In 1939, William Galbraith Crawford (who always signed simply "Galbraith") took over Side Glances when Clark switched to the Chicago Tribune-New York Daily News Syndicate to launch The Neighbors. It was almost identical to Side Glances, continuing to offer essentially the same sort of middle-class family humor. He soon added a Sunday strip, Our Neighbors, the Ripples, a title eventually shortened to The Ripples. The Sunday strip was dropped in 1948, but his daily panel continued until 1971. Stephen Becker (Comic Art in America) commented, "He has never attempted to induce the belly laugh; he feels that a gently humorous reminder of something that has probably happened to his reader will suffice."

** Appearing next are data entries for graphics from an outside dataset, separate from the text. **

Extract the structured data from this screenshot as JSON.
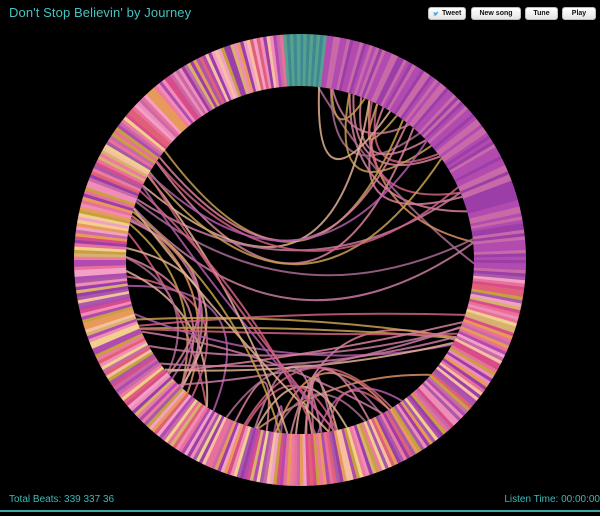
{
  "header": {
    "title": "Don't Stop Believin' by Journey",
    "tweet_label": "Tweet",
    "new_song_label": "New song",
    "tune_label": "Tune",
    "play_label": "Play"
  },
  "footer": {
    "total_beats_label": "Total Beats: 339 337 36",
    "listen_time_label": "Listen Time: 00:00:00"
  },
  "colors": {
    "accent": "#47c2c0",
    "background": "#000000",
    "palette": [
      "#e8709a",
      "#f08cb8",
      "#d94c8a",
      "#f2a0c8",
      "#c86aa8",
      "#b24bb0",
      "#9c3ea8",
      "#e89a5a",
      "#f0d08c",
      "#c8a040",
      "#e06078",
      "#f6c0a0",
      "#d8b070",
      "#a85aa8",
      "#ee7aa0",
      "#3a8a90",
      "#5aa090",
      "#f4e0b0"
    ]
  },
  "visualization": {
    "icon": "infinite-jukebox-beat-circle",
    "note": ""
  }
}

==Awards and exhibitions==
He received the National Cartoonists Society's Newspaper Panel Cartoon Award in 1961. At the NCS site, a computer glitch or clerical error has mistakenly positioned a biography billboard for another artist named Clark in George Clark's niche.

In 1972, Clark's work was included in the Brooklyn Museum's "A Century of American Illustration" exhibition.

Clark died May 25, 1981, and was buried in Saint Charles Cemetery on Long Island, New York.